Een enorm aantal engelen stond rondom de troon (Op. 5:11), samen met de 24 profeten met gouden kronen op hun hoofd (Op. 4:4) en de vier serafs vol ogen (Op. 4:6). Allen vielen met hun aangezicht naar beneden voor de troon, een positie van diepe en nederige aanbidding (Op. 4:10), en zeiden Amen. Het woord ‘Amen’ betekent hun volledige instemming met de woorden van de grote schare dat de zaligheid van onze God komt, Die op de troon zit, en van het Lam (Op. 7:10).
- (Op. 7:13-15) 13 En een van de ouderlingen antwoordde en zei tegen mij: Dezen, die bekleed zijn met witte gewaden, wie zijn zij en waar zijn zij vandaan gekomen? 14 En ik zei tegen hem: U weet het, mijn heer. En hij zei tegen mij: Dezen zijn het die uit de grote verdrukking komen; en zij hebben hun gewaden gewassen en ze hebben hun gewaden wit gemaakt in het bloed van het Lam 15 Daarom zijn zij vóór de troon van God, en dienen Hem dag en nacht in Zijn tempel. En Hij Die op de troon zit, zal Zijn tent over hen uitspreiden.

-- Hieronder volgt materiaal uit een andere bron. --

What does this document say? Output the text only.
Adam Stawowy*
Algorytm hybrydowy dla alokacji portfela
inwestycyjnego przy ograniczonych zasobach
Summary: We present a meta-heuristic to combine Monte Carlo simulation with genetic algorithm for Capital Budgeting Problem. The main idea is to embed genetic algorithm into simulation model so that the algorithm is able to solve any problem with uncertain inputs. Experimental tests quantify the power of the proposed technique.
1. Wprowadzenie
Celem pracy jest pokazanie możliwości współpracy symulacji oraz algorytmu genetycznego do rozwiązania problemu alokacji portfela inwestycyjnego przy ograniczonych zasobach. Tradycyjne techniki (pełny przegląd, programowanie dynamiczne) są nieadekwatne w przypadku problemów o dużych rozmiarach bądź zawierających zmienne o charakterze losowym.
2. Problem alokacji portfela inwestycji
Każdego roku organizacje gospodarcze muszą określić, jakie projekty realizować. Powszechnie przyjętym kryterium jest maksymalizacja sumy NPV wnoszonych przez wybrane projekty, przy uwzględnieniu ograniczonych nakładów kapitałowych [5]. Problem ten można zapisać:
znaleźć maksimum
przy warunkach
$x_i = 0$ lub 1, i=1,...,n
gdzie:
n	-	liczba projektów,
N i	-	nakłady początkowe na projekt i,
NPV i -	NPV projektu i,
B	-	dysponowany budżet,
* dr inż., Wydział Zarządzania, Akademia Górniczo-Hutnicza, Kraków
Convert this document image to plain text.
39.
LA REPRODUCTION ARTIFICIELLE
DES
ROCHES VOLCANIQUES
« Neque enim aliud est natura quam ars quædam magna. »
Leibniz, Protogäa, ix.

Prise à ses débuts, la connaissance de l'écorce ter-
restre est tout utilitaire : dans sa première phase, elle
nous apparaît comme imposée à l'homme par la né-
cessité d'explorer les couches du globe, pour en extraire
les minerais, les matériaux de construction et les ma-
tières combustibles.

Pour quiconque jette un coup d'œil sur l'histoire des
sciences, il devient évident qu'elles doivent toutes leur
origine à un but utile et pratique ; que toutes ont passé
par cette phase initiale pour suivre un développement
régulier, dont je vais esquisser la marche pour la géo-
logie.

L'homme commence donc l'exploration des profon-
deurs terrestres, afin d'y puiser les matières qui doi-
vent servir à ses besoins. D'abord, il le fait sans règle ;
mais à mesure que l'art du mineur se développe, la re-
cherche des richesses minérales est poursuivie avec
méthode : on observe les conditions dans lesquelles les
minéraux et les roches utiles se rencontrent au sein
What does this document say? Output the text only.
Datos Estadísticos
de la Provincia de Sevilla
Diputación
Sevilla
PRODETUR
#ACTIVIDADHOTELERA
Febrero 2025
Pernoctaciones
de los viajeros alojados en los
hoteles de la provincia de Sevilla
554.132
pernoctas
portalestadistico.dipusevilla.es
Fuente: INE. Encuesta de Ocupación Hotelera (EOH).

Johannes was bekend met de hemelse erfenis van de heiligen, maar blijkbaar verrast over de grote schare die hij zag. Een van de oudere personen wilde om die reden graag Johannes informeren over de grote schare.
Hij vertelde Johannes dat deze personen uit de grote verdrukking zijn gekomen en
hebben hun kleding wit gemaakt in het bloed van het Lam. Dat is een uitdrukking om
aan te geven dat deze personen getrouw zijn gebleven en dat het bloed van de
Christus hen heeft gereinigd:
(1 Johannes 1:7) 7 Maar als wij in het licht wandelen, zoals Hij in het licht is, hebben
wij gemeenschap met elkaar, en het bloed van Jezus Christus, Zijn Zoon, reinigt ons
van alle zonde.
Willibr, (Johannes 5:24) 24 Voorwaar, voorwaar, Ik zeg u: wie luistert naar mijn
woord en gelooft in Hem die Mij zond, heeft eeuwig leven en is aan geen oordeel
onderworpen, hij is immers reeds uit die dood naar het leven overgegaan.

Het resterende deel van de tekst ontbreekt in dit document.